Les ETF Ethereum au comptant affichent 13 jours consécutifs de sorties nettes, avec une sortie journalière de 121 millions de dollars le 28 mai — un fait indiscutable du côté des flux de capitaux. Mais « sortie nette » ne signifie pas « sentiment institutionnel baissier ». Une grande partie de ces sorties relève en réalité d’un repositionnement structurel, les institutions passant des ETF au comptant traditionnels (ETHA) vers les ETF de staking (ETHB), et non d’un retrait massif de nouveaux capitaux. Les stratégies institutionnelles sur ETH sont très différenciées : Wells Fargo a augmenté de plus de 60 % sa détention d’ETHA au premier trimestre, tandis que le fonds de dotation de Harvard a totalement liquidé sa position. Cette divergence souligne que le marché traverse une phase de rééquilibrage des allocations, et non un retrait généralisé. Parallèlement, le mécanisme de captation de valeur d’Ethereum est mis à l’épreuve : la migration vers le Layer 2 réduit les revenus de frais du réseau principal, mettant à l’épreuve la résilience du modèle économique d’ETH. L’évolution future des flux de capitaux vers les ETF Ethereum dépendra des améliorations du réseau après la mise à niveau Glamsterdam, de l’attrait durable des produits de staking et de la réévaluation par les institutions de la valeur d’ETH dans une allocation de long terme.

FAQ

Q : Quels sont les montants et dates précises des 13 jours consécutifs de sorties nettes des ETF Ethereum au comptant ?

R : Au 28 mai 2026 (heure de l’Est), les ETF Ethereum au comptant ont enregistré des sorties nettes pendant 13 séances consécutives.
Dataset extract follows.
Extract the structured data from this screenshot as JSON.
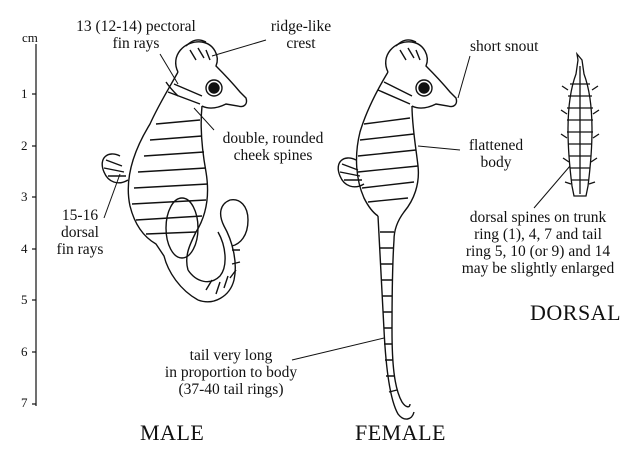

La sortie nette du 28 mai à elle seule s’élève à 121 millions de dollars, avec un cumul de sorties nettes en mai d’environ 401 millions de dollars.

Q : Quel rôle ont joué BlackRock ETHA et ETHB dans cette vague de sorties de capitaux ?

R : Le 28 mai, la plus forte sortie nette journalière a concerné BlackRock ETHA, avec 80,3895 millions de dollars. Le même jour, BlackRock ETHB a enregistré la plus forte entrée nette, avec 3,1145 millions de dollars. Ce schéma « sortie ETHA + entrée ETHB » indique que les capitaux ne quittent pas totalement le marché, mais migrent des ETF au comptant traditionnels vers les ETF de staking.

Q : Les institutions sont-elles uniformément baissières sur l’allocation Ethereum ?

R : Non. Le comportement institutionnel est clairement partagé. Wells Fargo a augmenté sa détention d’ETHA de 63,5 % au premier trimestre 2026, tandis que le fonds de dotation de l’Université Harvard a totalement liquidé ses positions dans l’ETF Ethereum au comptant de BlackRock sur la même période. Le premier reflète une allocation de long terme, le second un rééquilibrage d’actifs ou une gestion des risques — il n’y a pas de consensus baissier.

Q : Quel est le lien entre les sorties d’ETF Ethereum et le prix spot ?

R : Les rachats d’ETF poussent les teneurs de marché à vendre de l’ETH sur le marché spot pour couvrir leur exposition, ce qui génère une pression vendeuse. Lorsque les prix continuent de baisser, davantage d’institutions déclenchent des stop-loss ou réduisent leurs positions, pouvant enclencher une boucle de rétroaction négative auto-entretenue. Il s’agit aujourd’hui d’un enjeu central de gestion des risques pour les ETF Ethereum.

Q : Que signifie un ETF de staking pour l’allocation institutionnelle d’ETH ?

R : Le rendement annuel du staking Ethereum est d’environ 2,8 % à 3,5 %, avec un rendement net ETHB après frais d’environ 1,9 % à 2,2 %. Pour les institutions fortement exposées à ETH, les récompenses de staking constituent un revenu additionnel significatif. ETHB permet aux institutions de percevoir ces rendements sans avoir à gérer leurs propres nœuds validateurs, abaissant ainsi la barrière à l’entrée et renforçant l’attrait d’ETH comme actif générateur de rendement.